A man who didn't want to be identified told WAVE News that he was a victim of this new rage.
"I was riding the bus, actually I was about to get onto a bus and about to take my seat and a young fellow bumped into me."
That little bump didn't seem like a big deal at the time. But it was, his information was zapped by the stranger and within hours the thief went on a major shopping spree.
"A lot of charges...over 5 thousand dollars of stuff was charged on my card."
All this from a card that hasn't left John's wallet for at least two years.
With a small homemade skimming device, a criminal can walk past you and get your information.
A small RFID chip that's embedded in your credit card, your passport, or your luggage tag is broadcasting your personal information constantly. It makes it easy to make purchases but it also makes you an easy target.

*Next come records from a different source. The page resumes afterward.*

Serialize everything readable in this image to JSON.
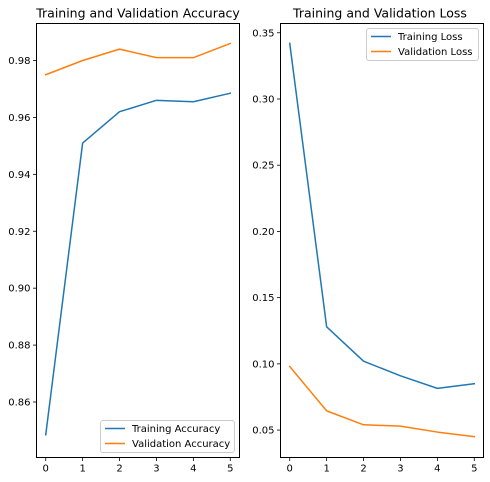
{
  "chart_data": [
    {
      "type": "line",
      "title": "Training and Validation Accuracy",
      "xlabel": "",
      "ylabel": "",
      "x": [
        0,
        1,
        2,
        3,
        4,
        5
      ],
      "xticks": [
        0,
        1,
        2,
        3,
        4,
        5
      ],
      "xlim": [
        -0.25,
        5.25
      ],
      "ylim": [
        0.8405,
        0.993
      ],
      "yticks": [
        0.86,
        0.88,
        0.9,
        0.92,
        0.94,
        0.96,
        0.98
      ],
      "ytick_labels": [
        "0.86",
        "0.88",
        "0.90",
        "0.92",
        "0.94",
        "0.96",
        "0.98"
      ],
      "grid": false,
      "legend_position": "lower-right",
      "series": [
        {
          "name": "Training Accuracy",
          "color": "#1f77b4",
          "values": [
            0.8485,
            0.951,
            0.962,
            0.966,
            0.9655,
            0.9685
          ]
        },
        {
          "name": "Validation Accuracy",
          "color": "#ff7f0e",
          "values": [
            0.975,
            0.98,
            0.984,
            0.981,
            0.981,
            0.986
          ]
        }
      ]
    },
    {
      "type": "line",
      "title": "Training and Validation Loss",
      "xlabel": "",
      "ylabel": "",
      "x": [
        0,
        1,
        2,
        3,
        4,
        5
      ],
      "xticks": [
        0,
        1,
        2,
        3,
        4,
        5
      ],
      "xlim": [
        -0.25,
        5.25
      ],
      "ylim": [
        0.0293,
        0.357
      ],
      "yticks": [
        0.05,
        0.1,
        0.15,
        0.2,
        0.25,
        0.3,
        0.35
      ],
      "ytick_labels": [
        "0.05",
        "0.10",
        "0.15",
        "0.20",
        "0.25",
        "0.30",
        "0.35"
      ],
      "grid": false,
      "legend_position": "upper-right",
      "series": [
        {
          "name": "Training Loss",
          "color": "#1f77b4",
          "values": [
            0.342,
            0.128,
            0.102,
            0.091,
            0.0815,
            0.085
          ]
        },
        {
          "name": "Validation Loss",
          "color": "#ff7f0e",
          "values": [
            0.098,
            0.0645,
            0.054,
            0.053,
            0.0485,
            0.045
          ]
        }
      ]
    }
  ]
}
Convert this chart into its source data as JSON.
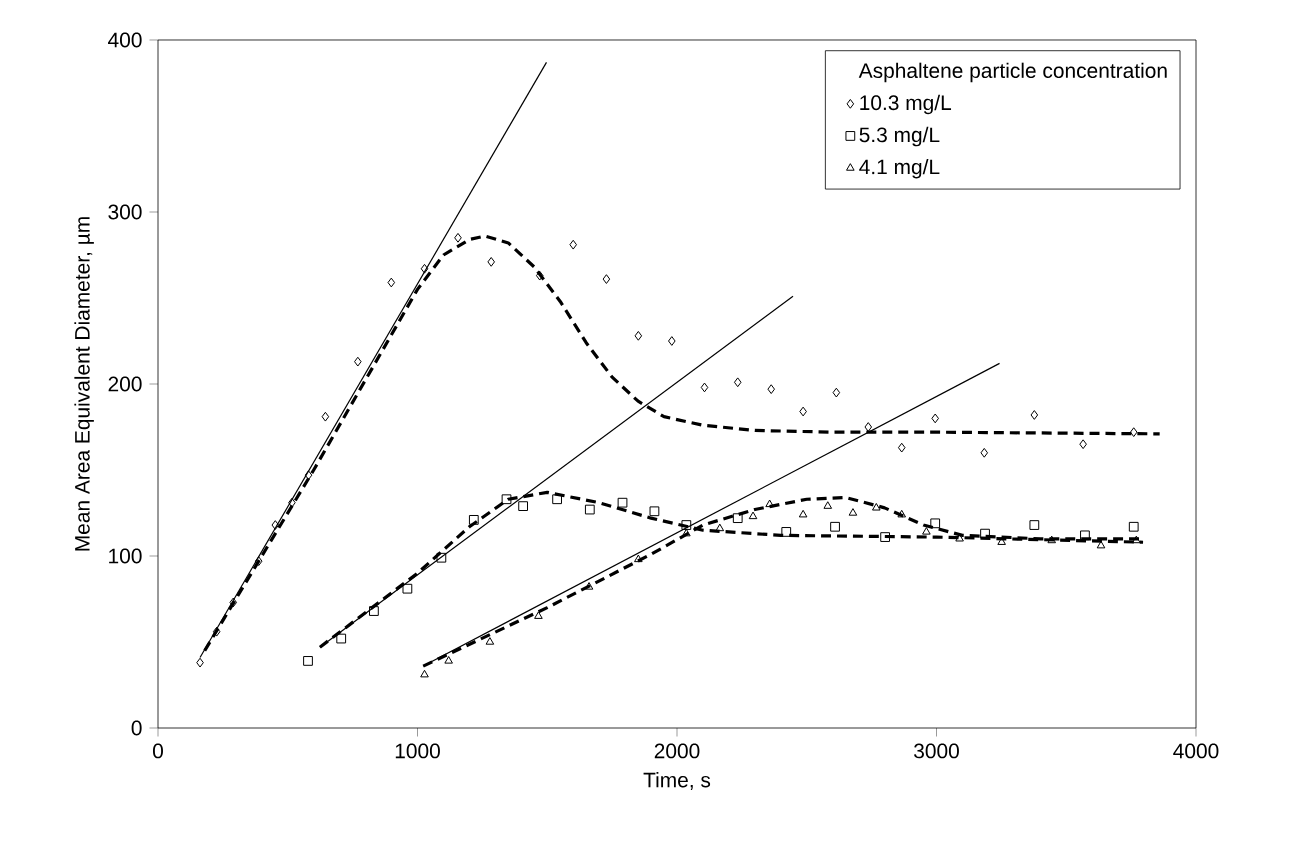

"The technology itself isn't causing problems. It's the way the technology is being utilized." says Andrew Davis, an Internet Security Specialist at the University of Louisville.
He tells us how you can avoid becoming the next victim. "Currently, you have to request a RFID credit card."
The credit card industry issued 50 million of these new RFID credit cards just last year.
You can request a standard card, which does not have the computer chip installed. If you already have one, and want to keep it, you can protect it by using a steel-plated wallet.
"Those should be effective in blocking the signals because it actually prevents the device from being triggered" says Davis.
If switching from leather to metal is a bit extreme for you, an on-line company is advertising the Armadillo Dollar. Just by wrapping your card with the dollar, the radio frequency is blocked.
And it's not just your credit card that's at risk. Your debit card is, too.
Davis adds that, "If you had a debit card, you really wouldn't want the RFID on your debit card because then they would have full access to your bank account."